Beitragvon Tolstoi » 24.12.2004, 13:27

Ja, wie ging es weiter?

Ich bin am 20.12.04 um 12.00 Uhr in der Uni-Klinik in Bonn zur Untersuchung einbestellt worden. Nach eingehender Untersuchung mit Ultraschall wurde mir von ärztlicher Seite sehr deutlich gemacht, daß ich wohl mit einer Entfernung des Hodens rechnen müsse. Danach wurde ich auf die Operation vorbereitet und lag bereits um 14.30 Uhr auf dem OP-Tisch. Um 16.15 bin ich dann im Aufwachraum aufgewacht, wo sich dann die ärztliche Prognose bestätigte.
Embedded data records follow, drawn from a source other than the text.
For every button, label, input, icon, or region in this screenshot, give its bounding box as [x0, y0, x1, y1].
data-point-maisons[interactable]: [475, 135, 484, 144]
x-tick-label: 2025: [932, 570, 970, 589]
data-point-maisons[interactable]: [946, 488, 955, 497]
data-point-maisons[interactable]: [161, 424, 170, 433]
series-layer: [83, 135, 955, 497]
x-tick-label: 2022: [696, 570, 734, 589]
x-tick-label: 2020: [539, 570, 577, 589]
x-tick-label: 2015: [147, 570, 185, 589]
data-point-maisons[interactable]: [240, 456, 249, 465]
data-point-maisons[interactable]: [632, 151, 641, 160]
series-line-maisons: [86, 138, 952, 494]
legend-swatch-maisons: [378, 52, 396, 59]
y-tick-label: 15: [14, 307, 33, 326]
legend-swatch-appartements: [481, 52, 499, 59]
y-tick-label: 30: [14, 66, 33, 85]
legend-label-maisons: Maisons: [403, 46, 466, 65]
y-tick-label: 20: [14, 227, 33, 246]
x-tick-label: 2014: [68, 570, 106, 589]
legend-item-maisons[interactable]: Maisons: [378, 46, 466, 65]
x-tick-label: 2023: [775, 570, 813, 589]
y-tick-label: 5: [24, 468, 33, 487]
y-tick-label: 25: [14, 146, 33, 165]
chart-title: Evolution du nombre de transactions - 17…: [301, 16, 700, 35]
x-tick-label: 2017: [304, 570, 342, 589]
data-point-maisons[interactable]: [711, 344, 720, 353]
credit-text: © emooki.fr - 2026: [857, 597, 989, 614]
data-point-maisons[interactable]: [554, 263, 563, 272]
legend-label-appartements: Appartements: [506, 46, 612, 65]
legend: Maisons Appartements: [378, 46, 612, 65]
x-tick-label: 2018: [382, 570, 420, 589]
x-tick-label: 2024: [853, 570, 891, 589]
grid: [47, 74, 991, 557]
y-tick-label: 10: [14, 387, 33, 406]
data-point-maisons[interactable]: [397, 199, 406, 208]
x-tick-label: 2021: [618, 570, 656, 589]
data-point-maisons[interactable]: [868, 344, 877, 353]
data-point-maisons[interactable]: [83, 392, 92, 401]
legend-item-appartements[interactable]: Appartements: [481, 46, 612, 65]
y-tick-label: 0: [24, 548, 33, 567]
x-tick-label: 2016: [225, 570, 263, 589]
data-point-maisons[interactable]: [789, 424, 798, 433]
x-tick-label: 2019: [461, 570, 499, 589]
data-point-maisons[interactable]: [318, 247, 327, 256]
Am 23.12.04 war dann die Warterei endlich vorbei. Nach einer CT wurde mir dann während der Nachmittagsvisite mein schönstes Weihnachtsgeschenk überbracht. Nach Aussage des leitenden Oberarztes hatte ich mir "von den bösen Buben" den am wenig gefährlichsten ausgesucht. Ein Seminom das nicht auf Bauchraum und Lunge gestreut hatte (nach Lugano I).

Ich wurde heute aus dem Krankenhaus entlassen und werde im Januar noch eine zweiwöchige Bestrahlung des Bauchraumes über mich ergehen lassen müssen. Ich kann aber jetzt schon sagen, daß ich mit Sicherheit alle Nachfolgeuntersuchungen einhalten werde.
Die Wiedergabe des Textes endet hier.